Tantièmes, un monde sanspuss

Tantièmes, un monde sanspuss

Par Paul Sunderland 

Tantièmes, un monde sanspuss, de Jean-Pierre Noté (2021, Az’Art atelier éditions)

On pourrait considérer la futurologie comme une sorte de voyance à prétentions scientifiques. Le fait est que, depuis quelques années, cet exercice se multiplie au point de rejoindre, dans la quantité de ses projections, ce qu’on appelle par ailleurs la fiction spéculative (désignée aussi, peut-être de manière un peu trop restreinte, comme science-fiction).

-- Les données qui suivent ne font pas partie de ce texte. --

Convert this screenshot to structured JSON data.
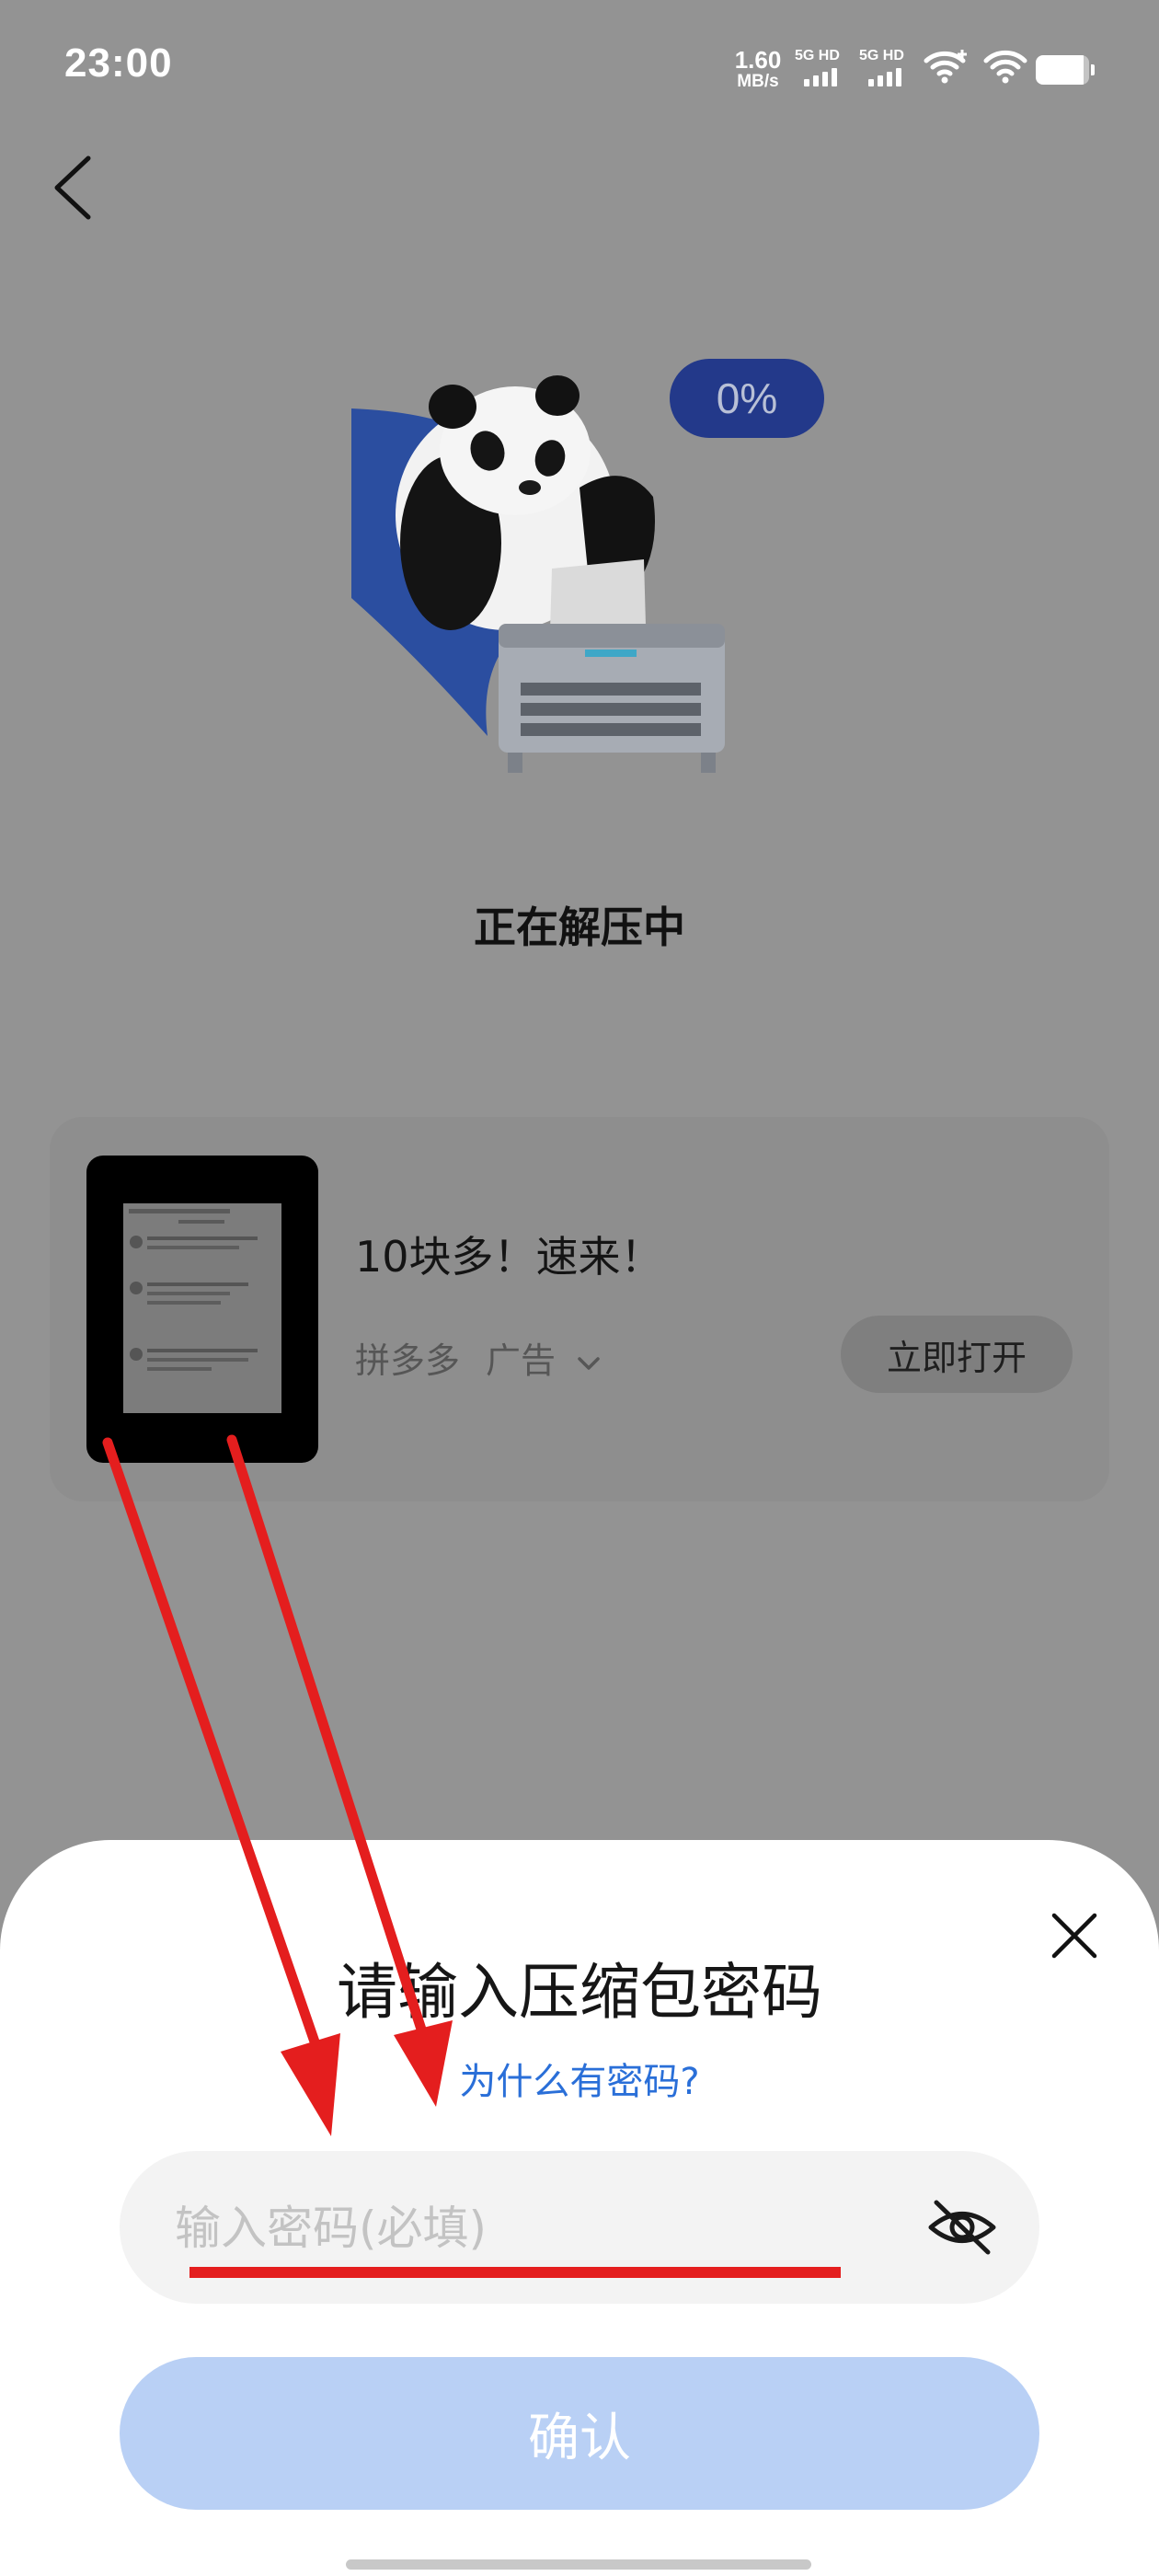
{
  "status_bar": {
    "time": "23:00",
    "net_speed_value": "1.60",
    "net_speed_unit": "MB/s",
    "sim1_label": "5G HD",
    "sim2_label": "5G HD",
    "battery_level": 0.9
  },
  "illustration": {
    "progress": "0%",
    "status": "正在解压中"
  },
  "ad": {
    "title": "10块多！速来！",
    "source": "拼多多",
    "label": "广告",
    "open_label": "立即打开"
  },
  "dialog": {
    "title": "请输入压缩包密码",
    "why_link": "为什么有密码?",
    "password_placeholder": "输入密码(必填)",
    "password_value": "",
    "confirm_label": "确认"
  },
  "colors": {
    "annotation_red": "#e41e1e",
    "link_blue": "#2a6fd8",
    "confirm_disabled": "#b9d0f5",
    "badge_blue": "#23398a"
  }
}
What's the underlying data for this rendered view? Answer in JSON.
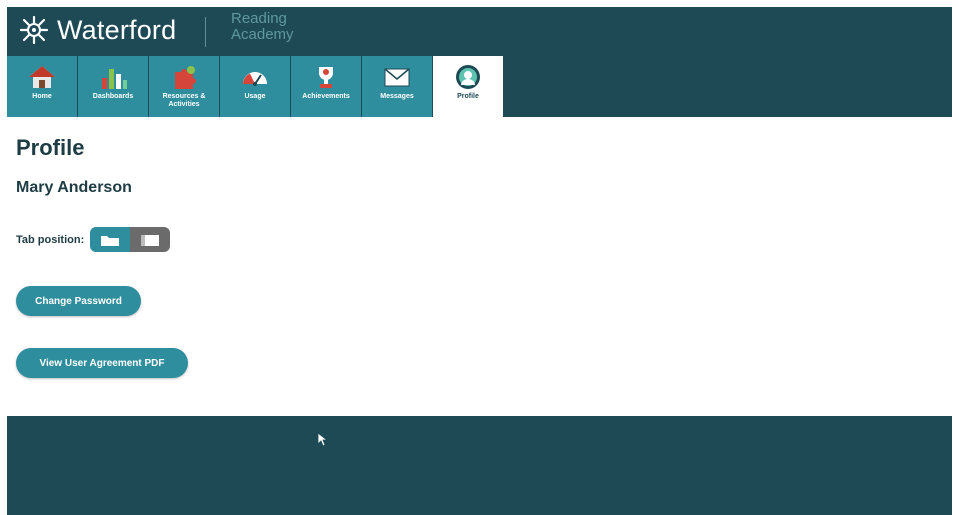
{
  "header": {
    "brand": "Waterford",
    "product_line1": "Reading",
    "product_line2": "Academy"
  },
  "nav": {
    "tabs": [
      {
        "label": "Home",
        "icon": "house-icon"
      },
      {
        "label": "Dashboards",
        "icon": "bar-chart-icon"
      },
      {
        "label": "Resources & Activities",
        "icon": "puzzle-icon"
      },
      {
        "label": "Usage",
        "icon": "gauge-icon"
      },
      {
        "label": "Achievements",
        "icon": "trophy-icon"
      },
      {
        "label": "Messages",
        "icon": "envelope-icon"
      },
      {
        "label": "Profile",
        "icon": "profile-avatar-icon",
        "active": true
      }
    ]
  },
  "page": {
    "title": "Profile",
    "user_name": "Mary Anderson",
    "tab_position_label": "Tab position:",
    "change_password_label": "Change Password",
    "view_agreement_label": "View User Agreement PDF"
  },
  "colors": {
    "header_bg": "#1e4a55",
    "accent": "#2f8e9e",
    "text": "#1e3c44"
  }
}
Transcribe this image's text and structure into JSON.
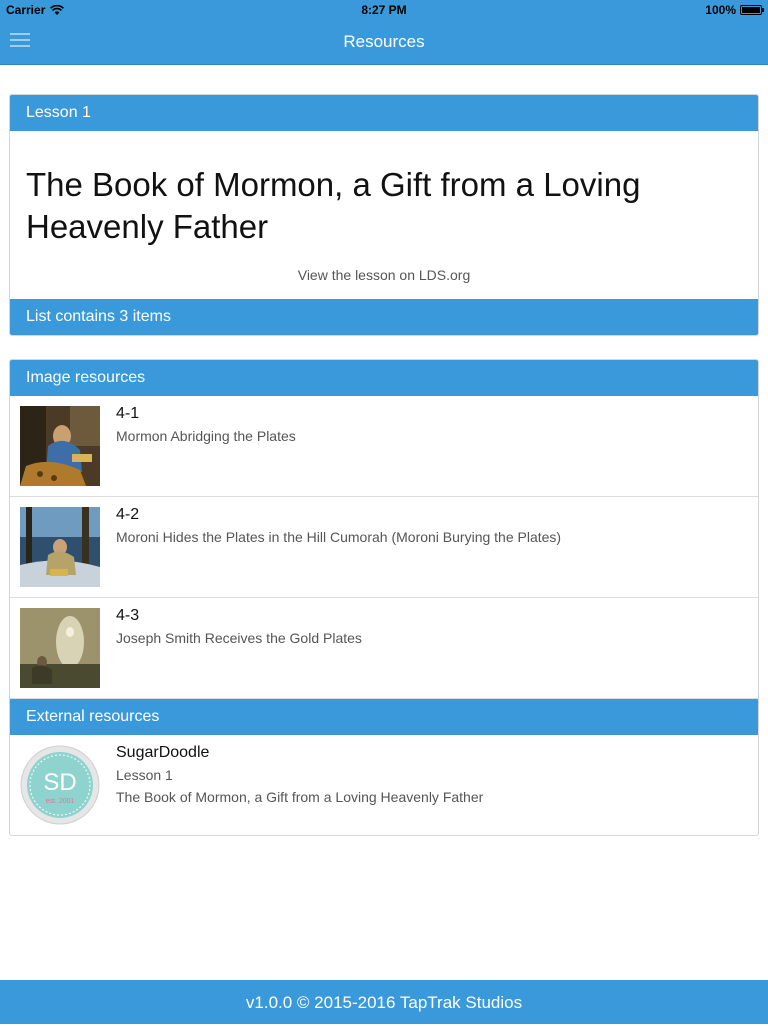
{
  "status_bar": {
    "carrier": "Carrier",
    "time": "8:27 PM",
    "battery": "100%"
  },
  "nav": {
    "title": "Resources",
    "menu_icon": "hamburger-menu-icon"
  },
  "lesson_card": {
    "header": "Lesson 1",
    "title": "The Book of Mormon, a Gift from a Loving Heavenly Father",
    "link": "View the lesson on LDS.org",
    "list_footer": "List contains 3 items"
  },
  "image_resources": {
    "header": "Image resources",
    "items": [
      {
        "name": "4-1",
        "description": "Mormon Abridging the Plates"
      },
      {
        "name": "4-2",
        "description": "Moroni Hides the Plates in the Hill Cumorah (Moroni Burying the Plates)"
      },
      {
        "name": "4-3",
        "description": "Joseph Smith Receives the Gold Plates"
      }
    ]
  },
  "external_resources": {
    "header": "External resources",
    "items": [
      {
        "name": "SugarDoodle",
        "line1": "Lesson 1",
        "line2": "The Book of Mormon, a Gift from a Loving Heavenly Father",
        "logo_text": "SD",
        "logo_subtext": "est. 2001"
      }
    ]
  },
  "footer": {
    "text": "v1.0.0 © 2015-2016 TapTrak Studios"
  },
  "colors": {
    "accent": "#3a99da"
  }
}
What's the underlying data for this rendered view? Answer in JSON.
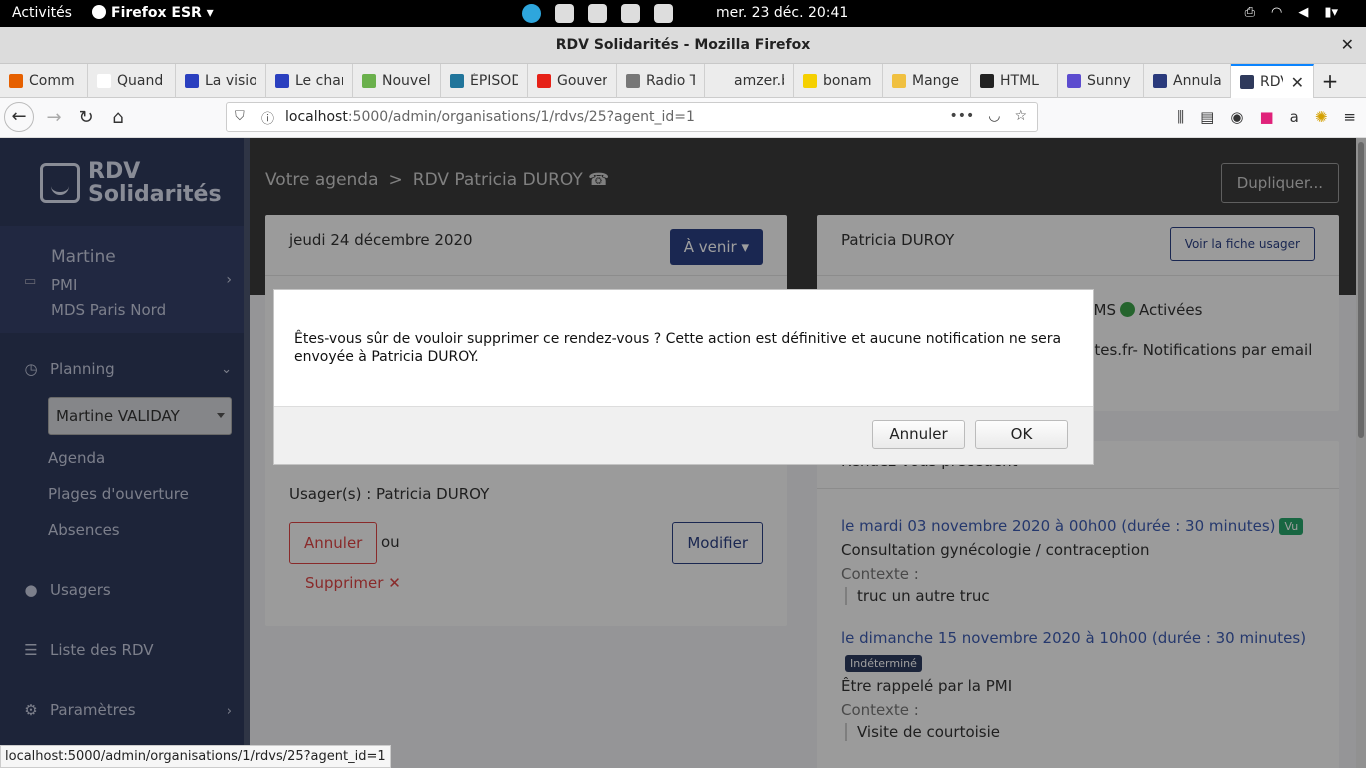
{
  "desktop": {
    "activities": "Activités",
    "app_menu": "Firefox ESR",
    "clock": "mer. 23 déc.  20:41"
  },
  "window": {
    "title": "RDV Solidarités - Mozilla Firefox"
  },
  "tabs": [
    {
      "label": "Comm",
      "color": "#e66000"
    },
    {
      "label": "Quand l'Ét",
      "color": "#ffffff"
    },
    {
      "label": "La visio",
      "color": "#2a3fbf"
    },
    {
      "label": "Le char",
      "color": "#2a3fbf"
    },
    {
      "label": "Nouvel",
      "color": "#6ab04c"
    },
    {
      "label": "ÉPISOD",
      "color": "#21759b"
    },
    {
      "label": "Gouver",
      "color": "#e62117"
    },
    {
      "label": "Radio T",
      "color": "#777777"
    },
    {
      "label": "amzer.bzh",
      "color": "#ececec"
    },
    {
      "label": "bonam",
      "color": "#f5d000"
    },
    {
      "label": "Mange",
      "color": "#f0c040"
    },
    {
      "label": "HTML",
      "color": "#222222"
    },
    {
      "label": "Sunny",
      "color": "#5c4ccf"
    },
    {
      "label": "Annula",
      "color": "#2a3a7c"
    },
    {
      "label": "RDV",
      "color": "#2f3a5c"
    }
  ],
  "urlbar": {
    "host": "localhost",
    "path": ":5000/admin/organisations/1/rdvs/25?agent_id=1"
  },
  "sidebar": {
    "brand_line1": "RDV",
    "brand_line2": "Solidarités",
    "user_name": "Martine",
    "user_role": "PMI",
    "user_org": "MDS Paris Nord",
    "planning": "Planning",
    "agent_selected": "Martine VALIDAY",
    "agenda": "Agenda",
    "plages": "Plages d'ouverture",
    "absences": "Absences",
    "usagers": "Usagers",
    "liste_rdv": "Liste des RDV",
    "parametres": "Paramètres"
  },
  "breadcrumb": {
    "root": "Votre agenda",
    "sep": ">",
    "current": "RDV Patricia DUROY ☎"
  },
  "header": {
    "duplicate": "Dupliquer..."
  },
  "rdv_card": {
    "date": "jeudi 24 décembre 2020",
    "status": "À venir",
    "usagers_label": "Usager(s) :",
    "usagers_value": "Patricia DUROY",
    "annuler": "Annuler",
    "ou": "ou",
    "modifier": "Modifier",
    "supprimer": "Supprimer"
  },
  "user_card": {
    "name": "Patricia DUROY",
    "view_button": "Voir la fiche usager",
    "sms_prefix": "SMS",
    "sms_state": "Activées",
    "email_line": "rites.fr- Notifications par email"
  },
  "previous_rdvs": {
    "title": "Rendez-vous précédent",
    "items": [
      {
        "when": "le mardi 03 novembre 2020 à 00h00 (durée : 30 minutes)",
        "badge": "Vu",
        "motif": "Consultation gynécologie / contraception",
        "context_label": "Contexte :",
        "context": "truc un autre truc"
      },
      {
        "when": "le dimanche 15 novembre 2020 à 10h00 (durée : 30 minutes)",
        "badge": "Indéterminé",
        "motif": "Être rappelé par la PMI",
        "context_label": "Contexte :",
        "context": "Visite de courtoisie"
      }
    ]
  },
  "dialog": {
    "message": "Êtes-vous sûr de vouloir supprimer ce rendez-vous ? Cette action est définitive et aucune notification ne sera envoyée à Patricia DUROY.",
    "cancel": "Annuler",
    "ok": "OK"
  },
  "status_url": "localhost:5000/admin/organisations/1/rdvs/25?agent_id=1"
}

Mais depuis un certain temps, les approches d’un côté strictement scientifique et de l’autre strictement imaginaire ont tendance à vouloir fusionner, ce qui donne lieu à une littérature d’un certain point de vue terrifiante car tendant de plus en plus à l’immédiateté des intrigues et enjeux. C’est de là que nous partons et c’est là que nous arrivons lorsque nous avons sous les yeux le très bon et très dérangeant roman Jean-Pierre Noté. Comme dit l’autre (fut-ce Maurice G. Dantec ?), la science-fiction, c’est la littérature du réel. Ici, la spéculation se tient au bord de l’abîme auquel nous sentons de plus en plus ne pas pouvoir échapper. Tantièmes relate la prise de contrôle non étatique de l’humanité, ni plus ni moins. Contrôle intellectuel, comportemental, tout ce que vous voulez. L’accès à la maîtrise du monde (vieille lune de la littérature populaire mais ici, nouvelle lune) se fait par le développement d’une intelligence artificielle (tiens donc) omniprésente et conjuguée à l’absence totale de scrupules de la part de ses concepteurs.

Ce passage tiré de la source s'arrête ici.